Tumblr’s back selling its own ads with a 75-person sales team

Tumblr is trying to restart its ad sales team after Yahoo’s micro-management strategy failed last year. The parent company, run by Marissa Mayer, has given Tumblr back its independence to pitch Madison Avenue, and Arnie Gullov-Singh, the former COO of Polyvore, is in charge of the newly reconstituted Tumblr sales team.

There are still many question surrounding the future of Tumblr, and where it would fit in a potential sale of Yahoo, which is entertaining offers. For instance, if Verizon bought Yahoo — and Tumblr — there might not be a need for an independent ad sales team, at all.

Last year, Tumblr missed its $100 million revenue projections, after Yahoo took over ad sales. There also have been reports that much of Tumblr’s ad inventory sits unsold. Now, Gullov-Singh said he has a strategy to win over advertisers with better services, and Tumblr also started plugging into third parties like Facebook to sell any excess inventory.

Here’s what he had to say, lightly edited for clarity, in his first interview since taking over earlier this year. Gullov-Singh declined to disclose the new revenue forecast, but opened up on selling through Facebook and plans to make Tumblr more accessible to brands.

What was your first order of business as head of monetization?
When I joined the team at the end of last year, we went through a goal-setting exercise. We saw that the audience was growing, more than 500 million visitors a month with 80 percent on mobile, and now we just have to make it easier for brands to see more success.

How do you make it easier for brands?
We make it easier for them to tap into the communities. We rolled out 50 communities that advertisers can target against: Gamers, horror movie fans, fans of TV shows, moms, athletes. And we are coming into sales meetings with value that brands didn’t see from us in the past, with insights tailored to clients, which is something that’s easier to do with a dedicated sales team.

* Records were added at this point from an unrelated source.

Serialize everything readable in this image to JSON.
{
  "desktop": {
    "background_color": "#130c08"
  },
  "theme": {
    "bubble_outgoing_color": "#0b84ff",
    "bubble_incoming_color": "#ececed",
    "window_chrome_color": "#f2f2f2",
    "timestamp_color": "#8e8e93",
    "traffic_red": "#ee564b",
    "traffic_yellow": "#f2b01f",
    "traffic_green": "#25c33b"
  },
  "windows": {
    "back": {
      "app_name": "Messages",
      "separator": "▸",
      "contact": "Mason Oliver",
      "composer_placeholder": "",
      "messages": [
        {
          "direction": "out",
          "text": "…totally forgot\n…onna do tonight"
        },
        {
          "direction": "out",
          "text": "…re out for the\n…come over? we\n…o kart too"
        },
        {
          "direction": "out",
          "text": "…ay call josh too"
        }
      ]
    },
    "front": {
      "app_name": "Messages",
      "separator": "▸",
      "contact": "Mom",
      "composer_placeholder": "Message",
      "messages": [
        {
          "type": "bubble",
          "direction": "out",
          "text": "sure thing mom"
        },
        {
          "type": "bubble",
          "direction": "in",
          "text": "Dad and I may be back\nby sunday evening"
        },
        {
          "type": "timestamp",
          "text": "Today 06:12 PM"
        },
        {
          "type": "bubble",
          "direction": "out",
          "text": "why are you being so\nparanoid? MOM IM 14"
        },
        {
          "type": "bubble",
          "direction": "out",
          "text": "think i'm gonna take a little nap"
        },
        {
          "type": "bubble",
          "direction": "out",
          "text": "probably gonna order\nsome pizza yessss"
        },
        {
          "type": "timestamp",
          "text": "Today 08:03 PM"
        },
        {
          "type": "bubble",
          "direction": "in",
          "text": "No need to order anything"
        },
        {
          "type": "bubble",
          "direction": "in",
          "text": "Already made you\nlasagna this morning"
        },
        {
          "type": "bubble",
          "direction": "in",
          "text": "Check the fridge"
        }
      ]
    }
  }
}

Why are you also selling part of your ad inventory through Facebook, then?
In places that Tumblr and Yahoo don’t have offices, like Italy and Spain — where we don’t have sales teams — we are working with multiple ad networks on a non-exclusive basis. So, we work with companies that have native ad solutions like Facebook, Twitter and Google, because we want to sell our inventory in a way that’s consistent with how we monetize our own product. [Tumblr started showing Facebook Audience Network ads last week, and is still in talks with other networks, which would be able to bid on and buy ad space, too.]

What are some other challenges for advertisers?
In the past, the barrier to entry had been quite high, advertisers had to create a blog before they could promote it. We’re making it easier now with a new product called “blogless posts,” where you could promote your content — your videos, your assets from other platforms — to our audience without having to create a blog. That’s something advertisers have been asking for.

Where do you have your own salesforce, and how is it organized?
The team is back up to 75 people, half are salespeople and half are in support roles like account management and creative services. We’re in most of the major markets New York, Los Angeles, San Francisco, Chicago, Atlanta, Boston, Detroit, London, Munich and Sydney; so we’ve got pretty good coverage and we were able to scale up quickly. Polyvore, which Yahoo bought last year, already had a sales team that was experienced selling social, Tumblr had a pretty good team, and there have been new hires.

What brands are you working with?
We’ve got over 400 brands with active blogs (not all paying advertisers), and we’ve seen success lately with Toyota, Totinos, IBM, Apple, Samsung, Axe, Walgreen and Netflix. Every brand has a presence because the community is creating content every day, and there’s content about every brand, whether they participate or not. Once we show that to brands, that they have a presence, then they say, “OK what do we do with this?” That’s the opportunity.